Through experience and research, it is known that a slightly larger size for a board of directors offers an opportunity for diverse outlooks and experience. Each member brings their background and knowledge, all of which can help a structure grow. The majority of members from the community consider the needs and goals of the people while political leaders and lawyers know the current regulations and procedures. Those who know compliance can be on guard for potential ethics violations. The system of checks and balances remains strong and effective.
Choosing a director is done by location. Most who are chosen come from Oakland, Berkeley, or Richmond. A diverse group from differing locations brings different ideas to the team and can build a strong foundation for a growing public bank and its clients.
To become a board member, candidates are expected to submit to a conflict of interest examination where they will be scrutinized for any issues that may stand in their way as they serve. Once done, they will be tested on various aspects of banking theory and its applications. From there, they will go through the selection process before being admitted. Once admitted, they are expected to serve three years on the board.
The bank reserves the right to remove or replace any Director who does not participate or who fails to comply with the laws and regulations of serving on the board of directors. Some rules allow for the removal of directors who present a poor image or reputation to the community.
Relations Among Bank Management, Staff, and Local Governments
Before launching a board of directors, a CEO will be chosen. This is on a two-three year contract and once done, the appointee will be under the scrutiny of the board. The CEO will be approved by a board of directors if they are already completely established at the time the CEO candidate has applied.
Consumer account information is held confidential and is off-limits to directors. Directors will not be asked to approve or deny loan applications. However, directors can audit the process and ensure that there are no conflicts of interest before disbursing any loan funds.
All directors must provide accurate reports and performance evaluations of all bank employees. This needs to be done on an annual basis. They must also provide appropriate feedback to management for their performance and exact rightful measures when the bank loses money.
Salary and Compensation of Directors
Members of the board of directors can opt for an annual salary as offered by the bank. Acceptance of pay is not required and serving on the board is voluntary.
There are times when critical decisions must be made. Sometimes a majority rule approach might be effective, or there may be a need for a group consensus. The majority rule method may silence those who disagree while a consensus requires more weighing of the pros and cons of each decision and can be time-consuming. In this case, the better method is consent, which is much more effective and efficient than either.

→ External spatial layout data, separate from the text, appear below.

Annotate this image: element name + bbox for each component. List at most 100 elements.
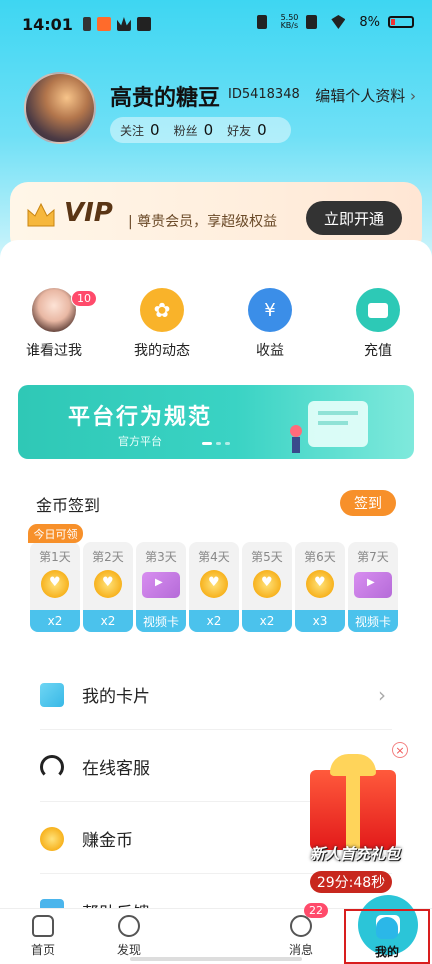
coin-icon	[200, 570, 228, 598]
nav-home[interactable]: 首页	[0, 909, 86, 964]
sim-status-icon	[306, 15, 318, 29]
compass-icon	[118, 915, 140, 937]
checkin-title: 金币签到	[36, 496, 101, 515]
pagination-dot	[225, 442, 230, 445]
edit-profile-label: 编辑个人资料	[315, 87, 406, 105]
vip-title: VIP	[64, 198, 113, 228]
checkin-day-3[interactable]: 第3天 视频卡	[136, 542, 186, 632]
quick-earnings[interactable]: ¥ 收益	[225, 288, 315, 360]
card-icon	[40, 682, 64, 707]
close-icon[interactable]: ×	[392, 742, 408, 758]
nav-mine[interactable]: 我的	[344, 909, 430, 964]
checkin-day-1[interactable]: 第1天 x2	[30, 542, 80, 632]
nav-messages[interactable]: 22 消息	[258, 903, 344, 964]
earnings-icon: ¥	[248, 288, 292, 332]
wifi-icon	[331, 15, 346, 29]
coin-icon	[41, 570, 69, 598]
menu-my-cards[interactable]: 我的卡片 ›	[40, 660, 392, 730]
sim-icon	[82, 17, 91, 31]
app-notification-icon	[96, 17, 111, 31]
quick-visitors[interactable]: 10 谁看过我	[9, 288, 99, 360]
banner-title: 平台行为规范	[68, 405, 213, 430]
nav-label: 我的	[374, 945, 399, 959]
edit-profile-link[interactable]: 编辑个人资料 ›	[315, 85, 416, 106]
stat-following[interactable]: 关注 0	[120, 121, 160, 139]
chevron-right-icon: ›	[378, 682, 386, 707]
status-bar: 14:01 5.50 KB/s 8%	[0, 0, 432, 48]
coin-icon	[253, 570, 281, 598]
vip-description: | 尊贵会员，享超级权益	[128, 214, 278, 230]
coin-icon	[40, 826, 64, 851]
gift-ribbon	[346, 770, 360, 850]
promo-banner[interactable]: 平台行为规范 官方平台	[18, 385, 414, 459]
network-speed: 5.50 KB/s	[280, 13, 299, 30]
checkin-days: 第1天 x2 第2天 x2 第3天 视频卡 第4天 x2 第5天 x2 第6天 …	[30, 542, 398, 632]
checkin-day-5[interactable]: 第5天 x2	[242, 542, 292, 632]
day-reward: x3	[295, 610, 345, 632]
avatar[interactable]	[24, 72, 96, 144]
video-card-icon	[142, 572, 180, 598]
quick-label: 充值	[364, 343, 392, 359]
quick-recharge[interactable]: 充值	[333, 288, 423, 360]
stat-label: 好友	[227, 123, 252, 138]
messages-badge: 22	[304, 903, 328, 918]
day-reward: 视频卡	[136, 610, 186, 632]
day-reward: x2	[242, 610, 292, 632]
first-recharge-gift[interactable]: × 新人首充礼包 29分:48秒	[300, 740, 410, 900]
day-label: 第3天	[145, 550, 177, 564]
battery-percent: 8%	[359, 14, 380, 30]
stat-value: 0	[203, 121, 214, 139]
crown-notification-icon	[116, 17, 131, 31]
user-icon	[376, 917, 398, 939]
checkin-day-4[interactable]: 第4天 x2	[189, 542, 239, 632]
stat-fans[interactable]: 粉丝 0	[174, 121, 214, 139]
coin-icon	[94, 570, 122, 598]
nav-video[interactable]	[172, 895, 418, 964]
checkin-button[interactable]: 签到	[340, 490, 396, 516]
video-notification-icon	[136, 17, 151, 31]
home-icon	[32, 915, 54, 937]
nav-label: 首页	[30, 943, 55, 957]
menu-label: 赚金币	[82, 831, 133, 851]
user-id: ID5418348	[228, 87, 300, 102]
day-label: 第4天	[198, 550, 230, 564]
bottom-nav: 首页 发现 22 消息 我的	[0, 895, 432, 964]
checkin-day-2[interactable]: 第2天 x2	[83, 542, 133, 632]
pagination-dot	[202, 442, 212, 445]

The initial meetings should be more frequent as the board of directors gets established. Once everything is in good working order, then directors should consider quarterly meetings to discuss policies and procedures. If needed, directors may call emergency meetings or hold one at their discretion.
Directors are encouraged to follow specific community models by making their meetings open to the public as much as possible, except in cases where private information is discussed among the board members. Annual public meetings are strongly encouraged where the public can bring food and drink. In cases of private meetings, it is suggested but not mandatory for directors to allow space for public content. Routine self-evaluation of performance among the board of directors is strongly encouraged for optimal service.